La hiel de los celos le teñía todos los sentidos. Podría decirse que le invadían el alma. También la razón. Invocó ferviente cualquier fuerza oscura del deterioro y la destrucción. Fue auxiliada. Cindy llevaba nueve años desde su adolescencia, luchando contra su cuerpo de grandes dimensiones, como la rabia masticada, desde el anochecer aciago cuando intuyó el desenlace de las frecuentes peleas, con el hombre que había pasado de sus sueños a las pesadillas.
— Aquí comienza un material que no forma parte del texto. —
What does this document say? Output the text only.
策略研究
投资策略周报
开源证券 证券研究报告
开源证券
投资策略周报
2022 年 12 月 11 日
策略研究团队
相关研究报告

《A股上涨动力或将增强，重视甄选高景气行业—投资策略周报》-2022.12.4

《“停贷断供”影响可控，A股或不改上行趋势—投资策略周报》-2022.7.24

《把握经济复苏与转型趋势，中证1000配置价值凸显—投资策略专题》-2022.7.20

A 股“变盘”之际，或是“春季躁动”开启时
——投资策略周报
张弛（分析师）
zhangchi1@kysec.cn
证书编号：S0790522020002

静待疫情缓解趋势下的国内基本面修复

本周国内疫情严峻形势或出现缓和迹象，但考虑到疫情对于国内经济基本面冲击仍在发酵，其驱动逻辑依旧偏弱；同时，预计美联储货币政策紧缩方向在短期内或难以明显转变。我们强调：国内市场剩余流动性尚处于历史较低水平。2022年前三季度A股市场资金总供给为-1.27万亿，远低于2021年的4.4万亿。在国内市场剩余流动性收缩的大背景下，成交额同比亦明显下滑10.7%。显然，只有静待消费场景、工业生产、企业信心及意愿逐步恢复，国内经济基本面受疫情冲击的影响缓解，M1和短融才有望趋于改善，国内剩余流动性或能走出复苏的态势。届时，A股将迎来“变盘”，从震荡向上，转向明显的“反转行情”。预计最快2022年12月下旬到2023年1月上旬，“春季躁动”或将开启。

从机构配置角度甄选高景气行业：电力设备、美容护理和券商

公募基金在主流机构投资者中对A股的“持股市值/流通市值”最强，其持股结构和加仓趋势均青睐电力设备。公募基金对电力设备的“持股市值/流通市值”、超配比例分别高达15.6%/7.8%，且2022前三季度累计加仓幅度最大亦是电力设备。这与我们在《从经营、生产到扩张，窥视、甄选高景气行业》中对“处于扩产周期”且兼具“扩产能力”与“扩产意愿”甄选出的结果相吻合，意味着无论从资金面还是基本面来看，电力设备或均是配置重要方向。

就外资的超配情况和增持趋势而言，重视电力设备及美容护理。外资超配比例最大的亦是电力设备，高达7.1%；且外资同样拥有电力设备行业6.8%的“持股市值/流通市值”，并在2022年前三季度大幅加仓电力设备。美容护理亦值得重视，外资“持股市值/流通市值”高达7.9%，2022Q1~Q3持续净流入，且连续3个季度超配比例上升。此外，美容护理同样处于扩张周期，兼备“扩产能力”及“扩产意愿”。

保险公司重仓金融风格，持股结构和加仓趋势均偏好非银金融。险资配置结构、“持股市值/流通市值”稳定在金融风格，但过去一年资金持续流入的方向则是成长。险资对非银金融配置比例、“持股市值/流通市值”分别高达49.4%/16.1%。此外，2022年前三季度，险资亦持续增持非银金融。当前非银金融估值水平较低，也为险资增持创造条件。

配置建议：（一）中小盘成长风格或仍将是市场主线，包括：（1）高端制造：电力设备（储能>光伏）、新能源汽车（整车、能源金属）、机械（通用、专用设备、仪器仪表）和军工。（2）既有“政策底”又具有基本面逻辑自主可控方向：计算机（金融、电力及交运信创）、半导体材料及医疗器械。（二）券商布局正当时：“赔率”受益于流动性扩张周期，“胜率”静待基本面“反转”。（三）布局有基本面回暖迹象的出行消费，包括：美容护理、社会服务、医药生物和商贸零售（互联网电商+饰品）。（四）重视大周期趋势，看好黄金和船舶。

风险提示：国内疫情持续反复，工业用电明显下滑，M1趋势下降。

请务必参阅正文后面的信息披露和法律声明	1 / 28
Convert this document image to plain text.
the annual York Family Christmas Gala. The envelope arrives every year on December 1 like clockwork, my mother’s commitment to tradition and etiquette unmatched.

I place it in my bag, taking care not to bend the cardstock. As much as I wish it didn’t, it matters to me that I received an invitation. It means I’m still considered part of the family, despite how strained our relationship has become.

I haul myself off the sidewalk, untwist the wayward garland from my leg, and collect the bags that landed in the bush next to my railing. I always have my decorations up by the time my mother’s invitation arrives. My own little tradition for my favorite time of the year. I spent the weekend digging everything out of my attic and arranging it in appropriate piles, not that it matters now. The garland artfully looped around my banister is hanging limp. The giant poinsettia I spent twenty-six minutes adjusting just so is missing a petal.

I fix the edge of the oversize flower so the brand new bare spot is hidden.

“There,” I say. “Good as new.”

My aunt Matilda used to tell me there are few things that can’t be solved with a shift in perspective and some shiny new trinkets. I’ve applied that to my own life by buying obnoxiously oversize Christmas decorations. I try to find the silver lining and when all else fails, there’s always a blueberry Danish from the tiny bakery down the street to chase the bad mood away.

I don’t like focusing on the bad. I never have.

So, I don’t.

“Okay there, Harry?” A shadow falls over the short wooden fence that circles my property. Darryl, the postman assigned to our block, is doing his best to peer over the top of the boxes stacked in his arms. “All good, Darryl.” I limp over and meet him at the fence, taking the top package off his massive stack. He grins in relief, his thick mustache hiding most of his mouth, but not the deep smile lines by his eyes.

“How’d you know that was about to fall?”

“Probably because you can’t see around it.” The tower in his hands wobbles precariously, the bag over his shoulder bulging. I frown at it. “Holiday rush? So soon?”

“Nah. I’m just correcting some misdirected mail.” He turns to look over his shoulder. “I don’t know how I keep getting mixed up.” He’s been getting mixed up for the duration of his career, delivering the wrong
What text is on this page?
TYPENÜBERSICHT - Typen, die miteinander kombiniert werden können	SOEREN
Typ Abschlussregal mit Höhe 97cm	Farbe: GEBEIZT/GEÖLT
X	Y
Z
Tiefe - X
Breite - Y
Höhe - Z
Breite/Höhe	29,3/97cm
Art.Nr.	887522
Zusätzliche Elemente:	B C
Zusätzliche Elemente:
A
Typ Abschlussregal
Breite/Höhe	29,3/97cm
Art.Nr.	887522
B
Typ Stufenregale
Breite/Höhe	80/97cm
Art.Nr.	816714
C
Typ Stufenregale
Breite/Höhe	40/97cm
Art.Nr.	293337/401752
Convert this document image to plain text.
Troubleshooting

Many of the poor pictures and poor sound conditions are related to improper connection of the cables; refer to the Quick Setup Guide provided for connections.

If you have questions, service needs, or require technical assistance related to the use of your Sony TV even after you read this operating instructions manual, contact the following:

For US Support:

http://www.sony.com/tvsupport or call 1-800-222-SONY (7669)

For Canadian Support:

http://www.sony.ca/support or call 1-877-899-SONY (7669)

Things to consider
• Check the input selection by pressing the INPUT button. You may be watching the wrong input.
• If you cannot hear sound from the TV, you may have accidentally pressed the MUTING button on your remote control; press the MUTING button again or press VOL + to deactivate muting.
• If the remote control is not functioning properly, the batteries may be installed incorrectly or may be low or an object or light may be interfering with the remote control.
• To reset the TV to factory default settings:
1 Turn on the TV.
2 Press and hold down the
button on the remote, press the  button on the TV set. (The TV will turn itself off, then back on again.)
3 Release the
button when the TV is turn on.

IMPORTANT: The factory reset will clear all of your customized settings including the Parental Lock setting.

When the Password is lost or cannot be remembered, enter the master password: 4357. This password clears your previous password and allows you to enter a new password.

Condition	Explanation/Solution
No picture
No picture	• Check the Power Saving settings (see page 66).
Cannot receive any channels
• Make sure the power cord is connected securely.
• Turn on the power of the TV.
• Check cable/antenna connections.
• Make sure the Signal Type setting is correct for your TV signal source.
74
Un insecto, común en esta ciudad donde aguaceros y calor se turnan, besó el brazo de Cindy con gran entusiasmo, hasta penetrar su piel a profundidad. Ella lo observó con admiración y no quiso espantarlo. Aguantó la terrible picazón. El visitante envenenado, sin poder alzar el vuelo, cayó lentamente, finiquitado sobre el borde del sillón, donde su heredera tragaba muchas veces saliva amarga, pensando en el primer y único desvelo. Cindy lamió con voracidad la picadura. Siempre pensaba que cuando su redondo cuerpo cambiara, conseguiría una nueva conquista. Sintió un coraje de índole desconocida para ella, y pensó que podría aguantar hambre hasta lograrlo.

Desde ese día se tornó más inquieta. Parecía también como si los ojos le cambiaran levemente de color café a un rojizo tenue. Hacer aseo en su apartamento era cuestión del pasado. Se ubicaba en la ventana a mirar sin ver. Nada le decían las palmas que se movían con la brisa fría, solo de esos días, por encima de los seis arcos móviles de agua, formados por la fuente del parquecito. Tampoco las dunas verdes lejanas, cubiertas con un velo gris, quienes le advertían la amenaza de la lluvia.

Se acostó en su sillón, a esperar el regreso de los rayos del dios de sus antepasados. Ese que jalonaba los turistas hacia el río. A su mente llegó la imagen de sí misma, cediendo un bono alimentario por un mísero billete. Poco le importó, hasta que recordó a su mamá, su padrastro y sus hermanitos. Pasó su brazo izquierdo por ojos y mejillas. El día no regresó en mucho tiempo. Alguno de sus sueños fue con enfermos secretos y otro con un beso frío sin terminar. En el piso, un montón gigantesco de colillas de cigarrillos, más un olor a risas incontrolables, le hacían compañía.

Sus intestinos succionaban todo el torrente de los excesos. Los enviaban al estómago. Recuperó el aroma de la pasión inicial. Lo percibía a varias cuadras de distancia, por donde pasaba el motociclista. Sin embargo, empezaba a resbalarle esa fragancia. A su mente llegaba una imagen de flores de ocobos dibujada en la niñez. Más regurgitaba líquidos sin volverlos a ingerir.

Cuando el mundo vislumbró un poco de libertad, decidió salir de su caverna. Nadie miró ni admiró el cuerpo esquelético de Cindy. Menos aún su cara brujesca. La mujer fatigada, convertida en una anciana joven, sonrió. Caminando despacio, pero, con el mentón hacia arriba, regresó a su acostumbrado lugar. Allí, excretaba por sus poros huevos de larvas, que morían muy rápido, sin conocer el agua.